If you are interested in the source code you can always look at the javascript by viewing the source code of this HTML page. If you are interested in the server side code, let me know!
I have been around IT since I was in high school (running a customized BBS, and hacking) and am not the typical person that finds one area of interest at work; I have designed databases, automated IT processes, written code at the driver level and all the way up to the GUI level, ran an international software engineering team, started an e-commerce business that generated over $1M, ran a $5B product marketing team for one of the largest semiconductor players in the world, traveled as a sales engineer for the largest storage OEM in the world, researched and developed strategy for one of the top 5 enterprise storage providers, and traveled around the world helping various companies make investment decisions in startups. I also am extremely passionate about uncovering insights from any data set. I just like to have fun by making a notable difference, influencing others, and to work with smart people.
So is the IP address city and state always correct.
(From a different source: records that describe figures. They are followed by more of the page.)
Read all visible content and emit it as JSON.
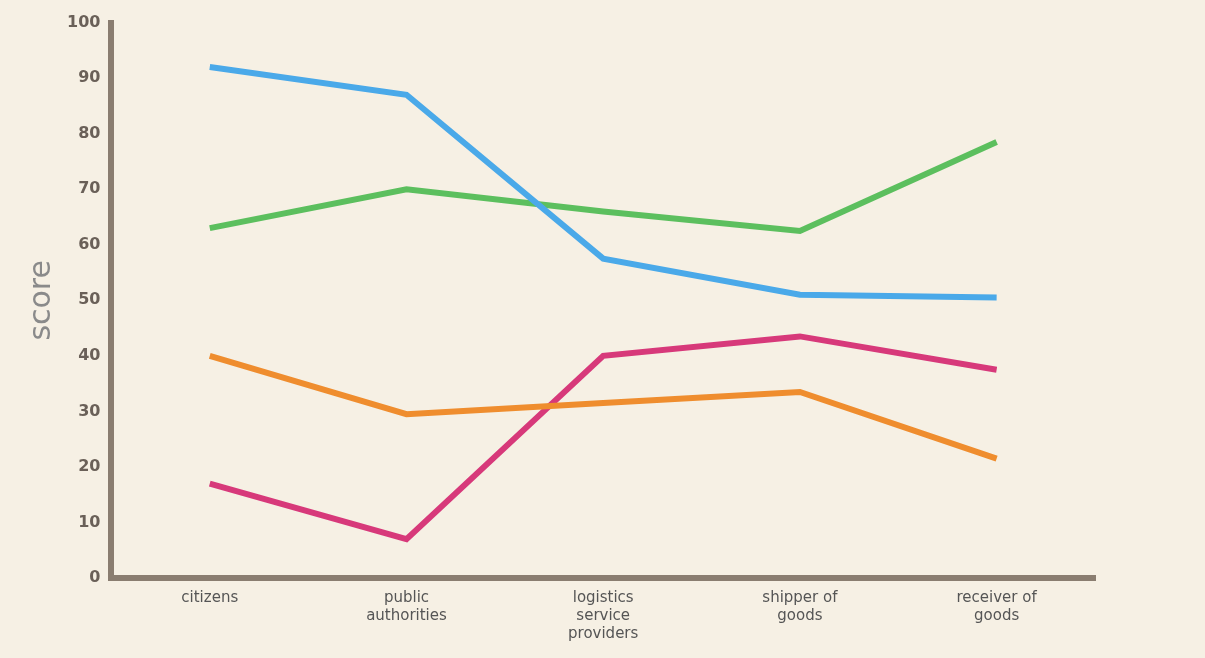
{
  "chart_data": {
    "type": "line",
    "y_label": "score",
    "categories": [
      "citizens",
      "public authorities",
      "logistics service providers",
      "shipper of goods",
      "receiver of goods"
    ],
    "series": [
      {
        "color": "#4aa9e9",
        "values": [
          92,
          87,
          57.5,
          51,
          50.5
        ]
      },
      {
        "color": "#5cbf5e",
        "values": [
          63,
          70,
          66,
          62.5,
          78.5
        ]
      },
      {
        "color": "#ef8d2e",
        "values": [
          40,
          29.5,
          31.5,
          33.5,
          21.5
        ]
      },
      {
        "color": "#d7397a",
        "values": [
          17,
          7,
          40,
          43.5,
          37.5
        ]
      }
    ],
    "ylim": [
      0,
      100
    ],
    "yticks": [
      0,
      10,
      20,
      30,
      40,
      50,
      60,
      70,
      80,
      90,
      100
    ],
    "grid": false
  }
}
What is DNS ip address
The city and state are correct for some point in time. Sometimes IP’s can be re-assigned and use in a different location making it stale. You can also check other databases by searching on google: what is my ip address. You will see other records for the location that you can verify. DNS IP Address is for the Domain Name Server. Basically, when you type in http://www.google.com, your computer must translate this to an IP address to send it to. To do this, your PC/Phone is assigned to a DNS server. That DNS server will make the request to translate it from a web name to an IP and give it back to you. This piece of info can also be able to identify you.